Jupyter and conda for R

This notebook explains the many benefits Jupyter, the IRKernel and conda can provide for data scientists working in R.

Jupyter, previously called IPython, is already widely adopted by data scientists, researchers, and analysts. Jupyter's notebook user interface enables mixing executable code with narrative text, equations, interactive visualizations, and images to enhance team collaboration and advance the state of reproducible research and training. Jupyter began with Python and now has kernels for 50 different languages, and the IRKernel is the native R kernel for Jupyter.

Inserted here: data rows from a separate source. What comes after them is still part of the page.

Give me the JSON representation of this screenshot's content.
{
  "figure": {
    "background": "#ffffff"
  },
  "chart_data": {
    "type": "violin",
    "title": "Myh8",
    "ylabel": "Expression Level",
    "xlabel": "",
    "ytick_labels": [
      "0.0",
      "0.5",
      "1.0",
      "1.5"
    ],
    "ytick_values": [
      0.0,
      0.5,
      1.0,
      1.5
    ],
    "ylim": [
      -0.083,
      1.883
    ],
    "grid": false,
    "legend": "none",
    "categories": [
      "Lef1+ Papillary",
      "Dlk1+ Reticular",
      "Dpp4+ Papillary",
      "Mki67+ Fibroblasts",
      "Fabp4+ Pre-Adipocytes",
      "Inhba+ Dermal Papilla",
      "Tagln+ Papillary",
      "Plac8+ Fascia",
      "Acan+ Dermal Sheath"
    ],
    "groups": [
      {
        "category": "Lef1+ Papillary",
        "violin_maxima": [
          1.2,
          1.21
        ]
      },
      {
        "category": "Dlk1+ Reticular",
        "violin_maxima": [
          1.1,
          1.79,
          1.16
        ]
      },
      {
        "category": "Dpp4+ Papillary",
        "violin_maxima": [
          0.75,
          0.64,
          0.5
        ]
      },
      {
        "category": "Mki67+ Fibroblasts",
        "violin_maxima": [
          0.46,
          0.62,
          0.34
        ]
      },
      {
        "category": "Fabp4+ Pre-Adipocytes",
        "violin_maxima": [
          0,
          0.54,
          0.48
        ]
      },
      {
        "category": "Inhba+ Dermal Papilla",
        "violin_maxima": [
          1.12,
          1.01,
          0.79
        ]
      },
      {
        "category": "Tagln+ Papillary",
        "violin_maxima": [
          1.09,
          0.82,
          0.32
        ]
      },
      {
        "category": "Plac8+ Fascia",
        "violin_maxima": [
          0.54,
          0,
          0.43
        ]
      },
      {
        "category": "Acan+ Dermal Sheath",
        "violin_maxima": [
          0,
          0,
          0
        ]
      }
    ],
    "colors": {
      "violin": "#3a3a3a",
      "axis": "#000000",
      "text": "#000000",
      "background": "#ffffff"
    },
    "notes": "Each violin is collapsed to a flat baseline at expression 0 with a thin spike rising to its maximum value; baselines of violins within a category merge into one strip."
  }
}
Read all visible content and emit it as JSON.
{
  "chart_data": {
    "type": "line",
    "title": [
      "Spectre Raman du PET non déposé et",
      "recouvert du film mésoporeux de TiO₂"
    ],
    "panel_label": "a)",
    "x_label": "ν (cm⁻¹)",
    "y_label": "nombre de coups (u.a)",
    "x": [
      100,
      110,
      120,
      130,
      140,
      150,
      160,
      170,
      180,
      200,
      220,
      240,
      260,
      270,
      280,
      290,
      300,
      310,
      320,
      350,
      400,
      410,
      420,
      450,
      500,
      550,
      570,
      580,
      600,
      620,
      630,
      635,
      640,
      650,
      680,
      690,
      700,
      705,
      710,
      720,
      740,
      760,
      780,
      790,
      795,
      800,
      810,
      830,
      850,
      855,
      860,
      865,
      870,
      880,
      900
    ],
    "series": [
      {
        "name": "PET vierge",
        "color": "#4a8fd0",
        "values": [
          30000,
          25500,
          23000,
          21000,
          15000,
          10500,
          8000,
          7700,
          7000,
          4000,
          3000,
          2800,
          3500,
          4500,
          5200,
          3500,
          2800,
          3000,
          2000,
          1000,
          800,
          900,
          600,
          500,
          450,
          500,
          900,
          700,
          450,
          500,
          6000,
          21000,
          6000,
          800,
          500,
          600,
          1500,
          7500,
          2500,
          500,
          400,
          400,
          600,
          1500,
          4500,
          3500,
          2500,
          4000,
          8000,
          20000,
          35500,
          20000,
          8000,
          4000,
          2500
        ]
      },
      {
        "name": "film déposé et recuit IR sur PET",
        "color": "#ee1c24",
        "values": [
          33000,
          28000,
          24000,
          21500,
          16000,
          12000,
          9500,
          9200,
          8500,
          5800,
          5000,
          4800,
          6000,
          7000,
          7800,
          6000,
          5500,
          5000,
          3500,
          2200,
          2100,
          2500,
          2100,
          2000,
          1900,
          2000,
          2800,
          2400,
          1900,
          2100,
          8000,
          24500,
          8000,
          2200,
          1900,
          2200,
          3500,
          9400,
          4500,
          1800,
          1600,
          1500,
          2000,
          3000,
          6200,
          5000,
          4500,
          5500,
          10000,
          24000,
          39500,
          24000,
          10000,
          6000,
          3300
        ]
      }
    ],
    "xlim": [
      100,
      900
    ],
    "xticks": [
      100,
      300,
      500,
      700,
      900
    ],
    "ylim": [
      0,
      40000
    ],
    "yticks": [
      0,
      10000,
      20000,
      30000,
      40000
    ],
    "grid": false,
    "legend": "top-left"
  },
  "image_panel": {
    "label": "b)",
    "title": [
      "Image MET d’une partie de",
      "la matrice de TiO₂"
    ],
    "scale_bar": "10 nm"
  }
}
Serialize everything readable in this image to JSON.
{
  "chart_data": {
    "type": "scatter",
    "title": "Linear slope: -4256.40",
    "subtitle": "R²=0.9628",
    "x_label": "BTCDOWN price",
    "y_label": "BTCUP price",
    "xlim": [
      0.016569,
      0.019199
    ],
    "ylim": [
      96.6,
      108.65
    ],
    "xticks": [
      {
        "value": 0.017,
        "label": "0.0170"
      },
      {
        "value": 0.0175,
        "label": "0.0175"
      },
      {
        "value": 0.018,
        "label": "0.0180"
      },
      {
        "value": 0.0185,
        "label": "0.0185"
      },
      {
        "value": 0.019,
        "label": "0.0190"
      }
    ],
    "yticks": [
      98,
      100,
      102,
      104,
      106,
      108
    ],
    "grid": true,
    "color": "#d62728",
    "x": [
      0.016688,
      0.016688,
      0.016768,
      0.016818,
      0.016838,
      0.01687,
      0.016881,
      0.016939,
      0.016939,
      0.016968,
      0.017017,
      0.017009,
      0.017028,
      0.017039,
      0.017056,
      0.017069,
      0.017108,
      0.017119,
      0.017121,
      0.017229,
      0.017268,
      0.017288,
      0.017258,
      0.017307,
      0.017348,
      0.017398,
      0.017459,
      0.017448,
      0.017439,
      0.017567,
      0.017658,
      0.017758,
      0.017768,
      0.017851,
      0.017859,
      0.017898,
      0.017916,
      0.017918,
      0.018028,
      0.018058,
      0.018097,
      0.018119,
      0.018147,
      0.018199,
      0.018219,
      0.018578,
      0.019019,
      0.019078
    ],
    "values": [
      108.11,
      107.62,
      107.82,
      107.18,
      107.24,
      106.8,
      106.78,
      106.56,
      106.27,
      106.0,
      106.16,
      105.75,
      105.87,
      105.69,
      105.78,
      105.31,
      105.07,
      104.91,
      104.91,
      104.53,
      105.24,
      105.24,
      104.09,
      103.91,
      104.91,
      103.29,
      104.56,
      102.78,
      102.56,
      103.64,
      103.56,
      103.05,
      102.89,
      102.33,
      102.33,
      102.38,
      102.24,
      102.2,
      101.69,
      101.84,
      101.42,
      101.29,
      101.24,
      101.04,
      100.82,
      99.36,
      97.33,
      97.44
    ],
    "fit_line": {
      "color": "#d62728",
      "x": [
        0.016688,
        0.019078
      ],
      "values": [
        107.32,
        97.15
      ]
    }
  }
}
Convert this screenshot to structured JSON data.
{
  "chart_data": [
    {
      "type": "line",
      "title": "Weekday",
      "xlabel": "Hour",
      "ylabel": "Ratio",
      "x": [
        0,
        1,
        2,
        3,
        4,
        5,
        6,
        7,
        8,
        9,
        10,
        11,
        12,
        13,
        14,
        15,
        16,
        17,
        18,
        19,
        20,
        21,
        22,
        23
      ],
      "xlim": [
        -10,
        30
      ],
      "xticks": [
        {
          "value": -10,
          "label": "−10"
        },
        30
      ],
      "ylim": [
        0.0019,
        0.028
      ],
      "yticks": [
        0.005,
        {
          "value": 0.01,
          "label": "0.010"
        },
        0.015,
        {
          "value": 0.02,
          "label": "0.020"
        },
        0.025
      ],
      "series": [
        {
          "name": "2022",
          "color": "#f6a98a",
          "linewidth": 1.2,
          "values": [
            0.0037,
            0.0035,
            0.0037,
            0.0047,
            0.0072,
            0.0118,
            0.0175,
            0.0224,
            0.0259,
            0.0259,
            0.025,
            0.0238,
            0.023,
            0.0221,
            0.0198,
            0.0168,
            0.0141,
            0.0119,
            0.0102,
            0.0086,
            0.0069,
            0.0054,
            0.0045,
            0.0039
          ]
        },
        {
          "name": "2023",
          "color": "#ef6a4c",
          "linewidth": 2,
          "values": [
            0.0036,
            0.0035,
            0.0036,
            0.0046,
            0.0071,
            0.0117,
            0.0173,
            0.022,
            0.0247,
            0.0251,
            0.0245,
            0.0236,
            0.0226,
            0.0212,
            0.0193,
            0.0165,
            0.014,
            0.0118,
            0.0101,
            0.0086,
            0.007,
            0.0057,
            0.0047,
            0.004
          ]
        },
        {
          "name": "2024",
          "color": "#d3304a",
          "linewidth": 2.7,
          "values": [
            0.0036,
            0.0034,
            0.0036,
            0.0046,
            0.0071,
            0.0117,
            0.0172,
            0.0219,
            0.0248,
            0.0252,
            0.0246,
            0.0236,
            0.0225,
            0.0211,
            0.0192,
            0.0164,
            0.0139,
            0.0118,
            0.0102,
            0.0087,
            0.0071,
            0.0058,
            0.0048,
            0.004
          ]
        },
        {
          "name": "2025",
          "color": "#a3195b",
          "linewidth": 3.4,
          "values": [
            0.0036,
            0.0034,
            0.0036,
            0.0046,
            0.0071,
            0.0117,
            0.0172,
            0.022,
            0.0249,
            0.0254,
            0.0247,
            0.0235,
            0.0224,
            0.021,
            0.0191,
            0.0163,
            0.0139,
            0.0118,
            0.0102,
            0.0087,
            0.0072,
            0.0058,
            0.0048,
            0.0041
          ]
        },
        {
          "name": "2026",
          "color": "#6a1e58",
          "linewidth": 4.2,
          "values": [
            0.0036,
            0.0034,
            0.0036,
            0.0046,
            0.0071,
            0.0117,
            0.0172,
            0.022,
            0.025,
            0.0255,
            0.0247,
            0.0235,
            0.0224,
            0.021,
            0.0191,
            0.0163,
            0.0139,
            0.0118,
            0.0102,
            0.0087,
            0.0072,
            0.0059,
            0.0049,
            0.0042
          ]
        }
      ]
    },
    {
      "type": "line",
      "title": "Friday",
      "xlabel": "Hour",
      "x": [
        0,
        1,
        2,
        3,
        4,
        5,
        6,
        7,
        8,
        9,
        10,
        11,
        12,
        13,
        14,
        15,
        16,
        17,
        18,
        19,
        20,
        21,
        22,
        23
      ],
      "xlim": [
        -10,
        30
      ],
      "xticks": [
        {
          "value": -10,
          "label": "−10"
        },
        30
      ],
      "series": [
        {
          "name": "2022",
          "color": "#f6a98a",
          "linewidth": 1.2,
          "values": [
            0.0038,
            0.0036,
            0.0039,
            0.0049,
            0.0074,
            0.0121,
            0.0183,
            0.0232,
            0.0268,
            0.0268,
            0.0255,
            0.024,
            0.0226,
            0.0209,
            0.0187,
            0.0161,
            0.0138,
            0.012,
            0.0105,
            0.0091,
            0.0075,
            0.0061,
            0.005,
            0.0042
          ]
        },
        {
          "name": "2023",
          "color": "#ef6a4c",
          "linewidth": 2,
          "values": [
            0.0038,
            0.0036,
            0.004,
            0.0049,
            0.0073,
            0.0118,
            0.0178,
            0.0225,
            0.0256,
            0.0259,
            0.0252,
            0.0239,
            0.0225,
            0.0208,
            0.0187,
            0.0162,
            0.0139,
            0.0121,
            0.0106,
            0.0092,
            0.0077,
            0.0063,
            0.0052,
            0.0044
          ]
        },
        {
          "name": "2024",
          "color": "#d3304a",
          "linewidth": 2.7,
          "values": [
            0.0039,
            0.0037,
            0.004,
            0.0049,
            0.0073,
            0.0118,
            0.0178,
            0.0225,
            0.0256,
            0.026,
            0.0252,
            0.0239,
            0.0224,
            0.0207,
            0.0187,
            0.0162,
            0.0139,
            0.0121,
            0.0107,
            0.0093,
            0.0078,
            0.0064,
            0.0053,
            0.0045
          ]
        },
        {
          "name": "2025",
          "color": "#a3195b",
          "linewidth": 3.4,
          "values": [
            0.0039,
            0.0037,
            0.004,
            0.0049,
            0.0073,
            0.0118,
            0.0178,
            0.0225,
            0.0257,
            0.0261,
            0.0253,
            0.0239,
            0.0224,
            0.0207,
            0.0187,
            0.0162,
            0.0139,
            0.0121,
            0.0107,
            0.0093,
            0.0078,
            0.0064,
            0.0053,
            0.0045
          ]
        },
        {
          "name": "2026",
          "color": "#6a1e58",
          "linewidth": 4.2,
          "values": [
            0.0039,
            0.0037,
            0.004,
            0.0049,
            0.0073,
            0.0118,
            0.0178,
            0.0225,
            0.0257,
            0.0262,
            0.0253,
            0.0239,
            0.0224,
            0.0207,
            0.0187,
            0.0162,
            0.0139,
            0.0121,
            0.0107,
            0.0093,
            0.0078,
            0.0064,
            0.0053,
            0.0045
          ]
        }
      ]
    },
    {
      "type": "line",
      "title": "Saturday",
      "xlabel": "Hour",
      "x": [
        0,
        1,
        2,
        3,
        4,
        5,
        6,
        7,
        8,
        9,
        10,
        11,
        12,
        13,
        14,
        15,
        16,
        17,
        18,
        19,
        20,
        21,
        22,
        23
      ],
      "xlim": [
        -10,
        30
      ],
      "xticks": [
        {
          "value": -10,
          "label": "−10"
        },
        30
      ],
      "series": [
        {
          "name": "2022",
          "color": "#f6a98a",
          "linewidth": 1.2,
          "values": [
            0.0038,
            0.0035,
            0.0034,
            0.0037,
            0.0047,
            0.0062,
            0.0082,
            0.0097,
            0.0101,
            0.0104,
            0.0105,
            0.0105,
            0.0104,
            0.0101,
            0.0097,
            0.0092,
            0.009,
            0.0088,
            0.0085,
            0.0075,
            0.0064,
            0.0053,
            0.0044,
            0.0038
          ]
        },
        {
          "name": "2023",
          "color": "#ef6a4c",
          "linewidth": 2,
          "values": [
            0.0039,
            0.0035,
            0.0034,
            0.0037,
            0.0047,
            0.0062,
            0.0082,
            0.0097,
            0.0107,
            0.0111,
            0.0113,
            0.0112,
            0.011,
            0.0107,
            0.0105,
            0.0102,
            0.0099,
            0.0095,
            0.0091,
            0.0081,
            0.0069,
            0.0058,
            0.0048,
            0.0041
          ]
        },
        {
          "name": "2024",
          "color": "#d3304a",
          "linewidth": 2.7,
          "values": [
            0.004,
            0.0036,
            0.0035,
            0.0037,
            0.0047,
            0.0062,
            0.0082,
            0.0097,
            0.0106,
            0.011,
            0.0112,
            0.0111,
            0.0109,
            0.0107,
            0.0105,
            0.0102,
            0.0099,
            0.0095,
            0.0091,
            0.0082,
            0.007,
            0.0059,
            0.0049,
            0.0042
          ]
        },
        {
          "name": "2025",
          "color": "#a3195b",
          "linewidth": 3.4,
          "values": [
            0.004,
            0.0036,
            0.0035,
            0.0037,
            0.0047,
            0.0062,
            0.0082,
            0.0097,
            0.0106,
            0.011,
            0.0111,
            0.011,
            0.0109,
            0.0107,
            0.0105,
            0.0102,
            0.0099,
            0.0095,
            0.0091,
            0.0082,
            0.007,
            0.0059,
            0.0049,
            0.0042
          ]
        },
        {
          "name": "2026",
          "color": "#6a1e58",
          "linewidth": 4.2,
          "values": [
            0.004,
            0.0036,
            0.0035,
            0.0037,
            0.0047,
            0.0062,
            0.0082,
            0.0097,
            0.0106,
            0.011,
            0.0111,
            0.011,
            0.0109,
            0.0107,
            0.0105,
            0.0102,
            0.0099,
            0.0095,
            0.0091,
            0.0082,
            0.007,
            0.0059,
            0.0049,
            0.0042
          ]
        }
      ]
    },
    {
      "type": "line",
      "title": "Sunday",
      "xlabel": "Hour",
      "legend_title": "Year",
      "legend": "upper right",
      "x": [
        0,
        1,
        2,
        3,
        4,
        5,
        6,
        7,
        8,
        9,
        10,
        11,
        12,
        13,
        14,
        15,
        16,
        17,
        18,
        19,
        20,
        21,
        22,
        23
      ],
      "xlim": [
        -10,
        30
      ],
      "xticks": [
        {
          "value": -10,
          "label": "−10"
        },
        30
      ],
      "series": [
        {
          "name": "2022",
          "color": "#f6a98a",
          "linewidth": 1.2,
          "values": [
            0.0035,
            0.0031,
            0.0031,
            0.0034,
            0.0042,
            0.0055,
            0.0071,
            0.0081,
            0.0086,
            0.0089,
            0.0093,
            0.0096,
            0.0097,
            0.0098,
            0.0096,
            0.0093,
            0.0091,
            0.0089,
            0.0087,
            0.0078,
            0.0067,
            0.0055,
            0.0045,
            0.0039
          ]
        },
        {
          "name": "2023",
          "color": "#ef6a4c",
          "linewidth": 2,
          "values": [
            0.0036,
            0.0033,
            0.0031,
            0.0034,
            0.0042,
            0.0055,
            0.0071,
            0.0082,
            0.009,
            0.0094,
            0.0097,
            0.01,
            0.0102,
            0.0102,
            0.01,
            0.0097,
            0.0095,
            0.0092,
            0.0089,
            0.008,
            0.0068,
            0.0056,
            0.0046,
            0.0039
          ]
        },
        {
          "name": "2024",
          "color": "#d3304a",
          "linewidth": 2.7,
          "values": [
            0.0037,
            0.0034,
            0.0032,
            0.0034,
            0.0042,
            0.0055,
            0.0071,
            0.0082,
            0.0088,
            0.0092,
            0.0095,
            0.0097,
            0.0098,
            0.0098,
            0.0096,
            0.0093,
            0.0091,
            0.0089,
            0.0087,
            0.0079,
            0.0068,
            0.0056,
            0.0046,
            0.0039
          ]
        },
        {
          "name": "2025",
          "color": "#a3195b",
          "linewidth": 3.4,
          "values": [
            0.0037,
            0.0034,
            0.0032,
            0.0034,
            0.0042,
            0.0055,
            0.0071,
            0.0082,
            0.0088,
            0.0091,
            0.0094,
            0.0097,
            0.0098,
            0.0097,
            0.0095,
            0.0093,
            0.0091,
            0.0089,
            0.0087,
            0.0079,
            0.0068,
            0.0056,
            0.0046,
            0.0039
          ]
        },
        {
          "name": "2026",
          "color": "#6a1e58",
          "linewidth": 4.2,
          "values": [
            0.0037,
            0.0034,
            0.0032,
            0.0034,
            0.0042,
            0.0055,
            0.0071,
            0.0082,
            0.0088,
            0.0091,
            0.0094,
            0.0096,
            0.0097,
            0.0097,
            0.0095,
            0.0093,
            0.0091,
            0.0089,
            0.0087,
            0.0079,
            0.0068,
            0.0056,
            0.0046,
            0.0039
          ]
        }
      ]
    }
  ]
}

Data scientists, researchers, and analysts use the conda package manager to install and organize project dependencies. With conda they can easily build and share metapackages, which are downloadable bundles of packages. Conda works with Linux, OS X, and Windows, and is language agnostic, so we can use it with any programming language and with projects that depend on multiple languages.

Let's use conda and Jupyter to start a data science project in R.

"R Essentials" setup

The Anaconda team has created an "R Essentials" bundle with the IRKernel and over 80 of the most used R packages for data science, including dplyr, shiny, ggplot2, tidyr, caret and nnet.

Downloading "R Essentials" requires conda. Miniconda includes conda, Python, and a few other necessary packages, while Anaconda includes all this and over 200 of the most popular Python packages for science, math, engineering, and data analysis. Users may install all of Anaconda at once, or they may install Miniconda at first and then use conda to install any other packages they need, including any of the packages in Anaconda.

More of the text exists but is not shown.